Phylogenetic analyses of the Ran1 genome classified it as a novel genus within the previously described Acetothermia phylum. We suggest that the closed genome should serve as the type material for this genus [72, 73] and propose the following taxonomic names for the novel genus and species:

Candidatus Bipolaricaulis gen. nov.

Bipolaricaulis (Bi.po.la.ri.cau’lis. L. adv. num. bis twice; N.L. adj. polaris polar, pertaining to the poles of the rod-shaped cell; L. masc. n. caulis a stalk; N.L. masc. n. Bipolaricaulis stalks at both poles).

Candidatus Bipolaricaulis anaerobius sp. nov.

Bipolaricaulis anaerobius (an.a.e.ro’bi.us. Gr. pref. an not; Gr. n. aer aeros air; N.L. masc. n. bius from Gr. masc. n. bios life; N.L. masc. adj. anaerobius not living in air, anaerobic).

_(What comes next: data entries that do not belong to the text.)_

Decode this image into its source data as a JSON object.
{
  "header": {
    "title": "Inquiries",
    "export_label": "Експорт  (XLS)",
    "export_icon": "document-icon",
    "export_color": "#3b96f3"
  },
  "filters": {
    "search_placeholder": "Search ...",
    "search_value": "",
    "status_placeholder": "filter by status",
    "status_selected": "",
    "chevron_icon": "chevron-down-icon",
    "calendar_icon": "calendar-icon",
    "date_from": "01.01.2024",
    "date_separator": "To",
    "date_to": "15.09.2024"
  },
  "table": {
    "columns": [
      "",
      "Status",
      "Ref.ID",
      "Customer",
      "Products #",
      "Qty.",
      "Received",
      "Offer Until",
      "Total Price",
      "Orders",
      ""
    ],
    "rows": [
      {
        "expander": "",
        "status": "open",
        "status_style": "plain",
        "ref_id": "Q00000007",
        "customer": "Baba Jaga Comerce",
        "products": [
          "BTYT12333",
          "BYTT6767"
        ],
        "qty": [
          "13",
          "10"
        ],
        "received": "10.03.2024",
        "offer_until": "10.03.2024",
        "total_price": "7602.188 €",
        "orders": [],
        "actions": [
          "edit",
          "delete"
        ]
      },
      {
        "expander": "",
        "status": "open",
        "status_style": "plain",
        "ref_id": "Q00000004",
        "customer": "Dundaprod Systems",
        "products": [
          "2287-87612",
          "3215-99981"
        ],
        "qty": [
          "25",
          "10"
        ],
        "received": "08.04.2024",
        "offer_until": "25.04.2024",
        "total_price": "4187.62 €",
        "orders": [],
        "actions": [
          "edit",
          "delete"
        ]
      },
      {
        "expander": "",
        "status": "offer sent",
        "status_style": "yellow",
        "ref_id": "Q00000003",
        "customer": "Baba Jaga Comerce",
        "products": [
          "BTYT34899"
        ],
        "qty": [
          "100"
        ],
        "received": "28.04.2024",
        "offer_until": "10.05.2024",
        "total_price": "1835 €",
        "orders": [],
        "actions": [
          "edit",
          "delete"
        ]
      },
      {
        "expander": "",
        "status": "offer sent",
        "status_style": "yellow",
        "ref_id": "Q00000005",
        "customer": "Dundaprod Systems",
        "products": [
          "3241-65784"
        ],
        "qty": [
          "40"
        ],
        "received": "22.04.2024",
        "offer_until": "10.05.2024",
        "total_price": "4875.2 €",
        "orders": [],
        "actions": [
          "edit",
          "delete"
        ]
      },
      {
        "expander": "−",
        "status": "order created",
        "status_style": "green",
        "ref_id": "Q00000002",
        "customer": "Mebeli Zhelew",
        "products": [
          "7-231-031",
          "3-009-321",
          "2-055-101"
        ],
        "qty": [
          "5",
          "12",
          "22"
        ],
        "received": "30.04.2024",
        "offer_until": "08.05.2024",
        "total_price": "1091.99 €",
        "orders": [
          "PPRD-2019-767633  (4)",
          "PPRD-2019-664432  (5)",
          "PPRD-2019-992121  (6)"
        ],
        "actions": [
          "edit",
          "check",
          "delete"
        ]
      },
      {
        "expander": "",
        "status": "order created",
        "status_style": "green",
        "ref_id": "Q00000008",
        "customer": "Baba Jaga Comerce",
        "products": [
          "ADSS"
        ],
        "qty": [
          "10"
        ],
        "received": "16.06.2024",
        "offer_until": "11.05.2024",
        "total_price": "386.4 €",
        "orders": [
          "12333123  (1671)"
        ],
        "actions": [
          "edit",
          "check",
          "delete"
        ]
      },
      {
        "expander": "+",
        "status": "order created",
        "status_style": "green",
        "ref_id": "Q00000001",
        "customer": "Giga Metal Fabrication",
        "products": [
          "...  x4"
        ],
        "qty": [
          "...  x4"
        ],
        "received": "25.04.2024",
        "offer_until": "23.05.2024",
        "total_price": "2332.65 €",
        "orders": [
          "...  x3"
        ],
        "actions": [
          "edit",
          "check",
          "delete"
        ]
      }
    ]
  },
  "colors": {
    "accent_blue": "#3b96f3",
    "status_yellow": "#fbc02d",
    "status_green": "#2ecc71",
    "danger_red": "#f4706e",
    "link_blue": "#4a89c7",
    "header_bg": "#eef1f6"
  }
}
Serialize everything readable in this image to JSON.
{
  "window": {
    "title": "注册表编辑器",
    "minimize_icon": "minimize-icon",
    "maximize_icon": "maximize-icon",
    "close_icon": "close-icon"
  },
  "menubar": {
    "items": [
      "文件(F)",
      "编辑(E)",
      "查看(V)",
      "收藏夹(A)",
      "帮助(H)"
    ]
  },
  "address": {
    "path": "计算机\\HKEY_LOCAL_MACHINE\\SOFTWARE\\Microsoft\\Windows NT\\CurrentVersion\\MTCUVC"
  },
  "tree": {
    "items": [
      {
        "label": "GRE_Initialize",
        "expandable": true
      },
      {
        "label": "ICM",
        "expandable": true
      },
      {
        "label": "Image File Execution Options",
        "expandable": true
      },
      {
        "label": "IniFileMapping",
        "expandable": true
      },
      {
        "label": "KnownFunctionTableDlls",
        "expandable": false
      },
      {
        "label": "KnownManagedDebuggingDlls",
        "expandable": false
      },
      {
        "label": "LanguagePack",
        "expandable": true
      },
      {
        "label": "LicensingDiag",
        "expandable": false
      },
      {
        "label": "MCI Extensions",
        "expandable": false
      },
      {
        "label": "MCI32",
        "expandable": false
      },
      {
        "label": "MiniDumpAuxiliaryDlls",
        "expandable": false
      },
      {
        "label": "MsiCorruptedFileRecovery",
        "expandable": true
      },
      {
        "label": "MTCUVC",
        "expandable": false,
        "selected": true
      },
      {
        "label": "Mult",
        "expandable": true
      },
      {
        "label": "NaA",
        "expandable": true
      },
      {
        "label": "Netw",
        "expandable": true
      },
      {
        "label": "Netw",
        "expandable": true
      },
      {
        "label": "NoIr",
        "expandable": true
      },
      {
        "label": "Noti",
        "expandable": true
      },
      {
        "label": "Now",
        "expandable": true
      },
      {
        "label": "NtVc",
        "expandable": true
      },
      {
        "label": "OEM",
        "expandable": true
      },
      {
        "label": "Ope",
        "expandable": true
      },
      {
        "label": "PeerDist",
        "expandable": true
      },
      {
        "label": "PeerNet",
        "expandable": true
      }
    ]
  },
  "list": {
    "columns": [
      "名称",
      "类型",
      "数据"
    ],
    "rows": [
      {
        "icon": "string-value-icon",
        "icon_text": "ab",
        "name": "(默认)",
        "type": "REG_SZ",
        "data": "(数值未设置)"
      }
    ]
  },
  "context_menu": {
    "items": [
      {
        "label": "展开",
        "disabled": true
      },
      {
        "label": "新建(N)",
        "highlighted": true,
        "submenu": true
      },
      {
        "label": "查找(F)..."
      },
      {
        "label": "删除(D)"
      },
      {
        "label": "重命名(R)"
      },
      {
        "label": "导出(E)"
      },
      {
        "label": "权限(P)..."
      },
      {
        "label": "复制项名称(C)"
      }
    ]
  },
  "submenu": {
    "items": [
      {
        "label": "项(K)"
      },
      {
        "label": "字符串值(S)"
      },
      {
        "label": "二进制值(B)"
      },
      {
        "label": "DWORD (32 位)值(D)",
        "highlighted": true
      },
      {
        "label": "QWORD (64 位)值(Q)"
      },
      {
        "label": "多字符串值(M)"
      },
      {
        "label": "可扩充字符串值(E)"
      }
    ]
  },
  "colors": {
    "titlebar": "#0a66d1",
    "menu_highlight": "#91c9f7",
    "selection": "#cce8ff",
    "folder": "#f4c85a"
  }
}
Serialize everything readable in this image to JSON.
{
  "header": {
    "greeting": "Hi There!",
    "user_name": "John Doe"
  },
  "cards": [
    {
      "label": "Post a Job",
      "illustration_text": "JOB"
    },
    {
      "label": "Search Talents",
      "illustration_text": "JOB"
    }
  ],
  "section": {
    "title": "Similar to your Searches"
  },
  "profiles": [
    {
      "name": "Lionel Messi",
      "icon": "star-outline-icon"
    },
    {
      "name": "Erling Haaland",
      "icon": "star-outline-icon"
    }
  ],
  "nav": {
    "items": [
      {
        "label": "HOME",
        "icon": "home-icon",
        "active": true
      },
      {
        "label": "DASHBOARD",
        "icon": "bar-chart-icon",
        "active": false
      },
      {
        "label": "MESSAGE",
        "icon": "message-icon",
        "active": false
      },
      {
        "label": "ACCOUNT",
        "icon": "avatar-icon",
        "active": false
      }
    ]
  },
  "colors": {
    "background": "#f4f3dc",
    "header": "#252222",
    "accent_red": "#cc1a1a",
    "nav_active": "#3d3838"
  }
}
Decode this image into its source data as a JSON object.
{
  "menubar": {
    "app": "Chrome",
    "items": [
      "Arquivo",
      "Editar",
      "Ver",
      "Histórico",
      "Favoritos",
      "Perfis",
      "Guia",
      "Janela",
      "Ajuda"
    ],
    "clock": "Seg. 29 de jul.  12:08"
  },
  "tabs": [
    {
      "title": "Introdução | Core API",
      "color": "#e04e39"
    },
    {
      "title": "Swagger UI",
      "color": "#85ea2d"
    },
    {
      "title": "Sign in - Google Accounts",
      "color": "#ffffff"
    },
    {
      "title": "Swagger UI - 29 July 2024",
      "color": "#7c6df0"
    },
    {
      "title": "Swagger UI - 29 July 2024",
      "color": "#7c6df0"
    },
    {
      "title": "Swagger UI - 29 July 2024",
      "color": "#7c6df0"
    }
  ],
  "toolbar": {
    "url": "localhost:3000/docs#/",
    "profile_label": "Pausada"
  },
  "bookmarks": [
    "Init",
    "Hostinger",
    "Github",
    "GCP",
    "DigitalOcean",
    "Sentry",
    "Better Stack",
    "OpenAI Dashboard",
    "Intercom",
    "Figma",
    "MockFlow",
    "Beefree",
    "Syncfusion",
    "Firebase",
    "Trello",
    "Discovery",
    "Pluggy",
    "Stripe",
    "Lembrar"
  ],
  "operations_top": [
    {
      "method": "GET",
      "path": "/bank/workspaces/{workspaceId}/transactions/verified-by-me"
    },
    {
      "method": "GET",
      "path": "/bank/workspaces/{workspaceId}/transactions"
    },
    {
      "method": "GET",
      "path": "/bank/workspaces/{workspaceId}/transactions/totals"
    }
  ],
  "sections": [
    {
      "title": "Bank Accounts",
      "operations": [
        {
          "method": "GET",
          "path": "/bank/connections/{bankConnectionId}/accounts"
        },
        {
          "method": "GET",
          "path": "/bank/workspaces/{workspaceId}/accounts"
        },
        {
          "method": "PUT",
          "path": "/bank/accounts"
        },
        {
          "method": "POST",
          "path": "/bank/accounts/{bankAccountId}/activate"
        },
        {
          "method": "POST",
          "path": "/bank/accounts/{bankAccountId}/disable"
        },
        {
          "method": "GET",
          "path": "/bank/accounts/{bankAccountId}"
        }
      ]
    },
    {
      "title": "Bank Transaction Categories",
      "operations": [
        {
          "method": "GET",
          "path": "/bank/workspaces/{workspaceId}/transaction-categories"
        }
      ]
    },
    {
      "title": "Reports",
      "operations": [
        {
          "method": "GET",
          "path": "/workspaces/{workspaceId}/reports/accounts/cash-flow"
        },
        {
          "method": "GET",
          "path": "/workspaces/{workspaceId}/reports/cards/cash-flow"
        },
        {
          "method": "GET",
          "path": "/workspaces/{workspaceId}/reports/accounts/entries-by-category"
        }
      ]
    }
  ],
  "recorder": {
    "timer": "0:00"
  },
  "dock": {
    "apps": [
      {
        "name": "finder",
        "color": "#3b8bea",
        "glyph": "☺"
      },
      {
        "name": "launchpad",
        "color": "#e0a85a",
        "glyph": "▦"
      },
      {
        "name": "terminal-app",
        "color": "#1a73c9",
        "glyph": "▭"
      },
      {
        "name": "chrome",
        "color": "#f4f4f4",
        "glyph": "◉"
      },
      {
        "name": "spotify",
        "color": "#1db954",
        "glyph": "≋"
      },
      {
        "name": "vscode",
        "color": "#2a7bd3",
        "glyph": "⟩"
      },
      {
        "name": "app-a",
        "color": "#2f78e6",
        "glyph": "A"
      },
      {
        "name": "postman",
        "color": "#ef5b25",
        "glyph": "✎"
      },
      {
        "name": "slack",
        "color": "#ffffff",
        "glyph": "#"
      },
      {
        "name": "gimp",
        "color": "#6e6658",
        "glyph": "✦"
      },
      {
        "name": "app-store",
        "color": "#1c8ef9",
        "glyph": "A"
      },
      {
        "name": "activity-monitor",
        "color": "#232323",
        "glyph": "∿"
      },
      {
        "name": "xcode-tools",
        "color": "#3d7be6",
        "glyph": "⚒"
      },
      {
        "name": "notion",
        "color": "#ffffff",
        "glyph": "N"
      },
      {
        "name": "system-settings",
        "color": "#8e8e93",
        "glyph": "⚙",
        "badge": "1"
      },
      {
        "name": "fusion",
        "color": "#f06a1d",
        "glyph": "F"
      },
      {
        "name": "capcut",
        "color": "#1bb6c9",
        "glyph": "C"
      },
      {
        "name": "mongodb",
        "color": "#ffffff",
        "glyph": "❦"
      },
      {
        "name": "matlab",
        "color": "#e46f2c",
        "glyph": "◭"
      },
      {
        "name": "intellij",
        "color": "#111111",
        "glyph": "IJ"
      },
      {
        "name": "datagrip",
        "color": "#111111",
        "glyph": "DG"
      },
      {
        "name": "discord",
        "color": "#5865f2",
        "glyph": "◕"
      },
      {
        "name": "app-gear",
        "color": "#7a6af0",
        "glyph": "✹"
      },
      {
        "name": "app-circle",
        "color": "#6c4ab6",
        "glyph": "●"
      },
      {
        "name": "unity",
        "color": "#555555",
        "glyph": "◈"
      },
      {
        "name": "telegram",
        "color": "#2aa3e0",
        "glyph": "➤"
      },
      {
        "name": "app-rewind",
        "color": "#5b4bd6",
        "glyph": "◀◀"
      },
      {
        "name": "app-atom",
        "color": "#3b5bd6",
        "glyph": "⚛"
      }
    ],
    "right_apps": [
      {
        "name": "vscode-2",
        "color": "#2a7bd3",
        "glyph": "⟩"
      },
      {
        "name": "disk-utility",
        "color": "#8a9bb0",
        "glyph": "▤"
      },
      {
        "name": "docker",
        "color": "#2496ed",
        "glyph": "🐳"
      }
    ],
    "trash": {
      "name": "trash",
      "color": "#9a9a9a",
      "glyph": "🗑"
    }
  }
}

In addition, we would like to propose that the encompassing Acetothermia phylum be renamed. The phylum takes its name from the type genus “Candidatus Acetothermus” [20]. However, Acetothermus was already the name of a valid genus within the phylum Bacteroidetes [74, 75], making its reuse illegitimate. The authors also use “Candidatus Acetothermum” and “Candidatus Acetothermus” interchangeably within the original publication [20]. To prevent confusion, we propose that Candidatus Bipolaricaulis anaerobius instead be made the type genus for the phylum and the name be changed accordingly to Candidatus Bipolaricaulota (the phylum of the genus Candidatus Bipolaricaulis).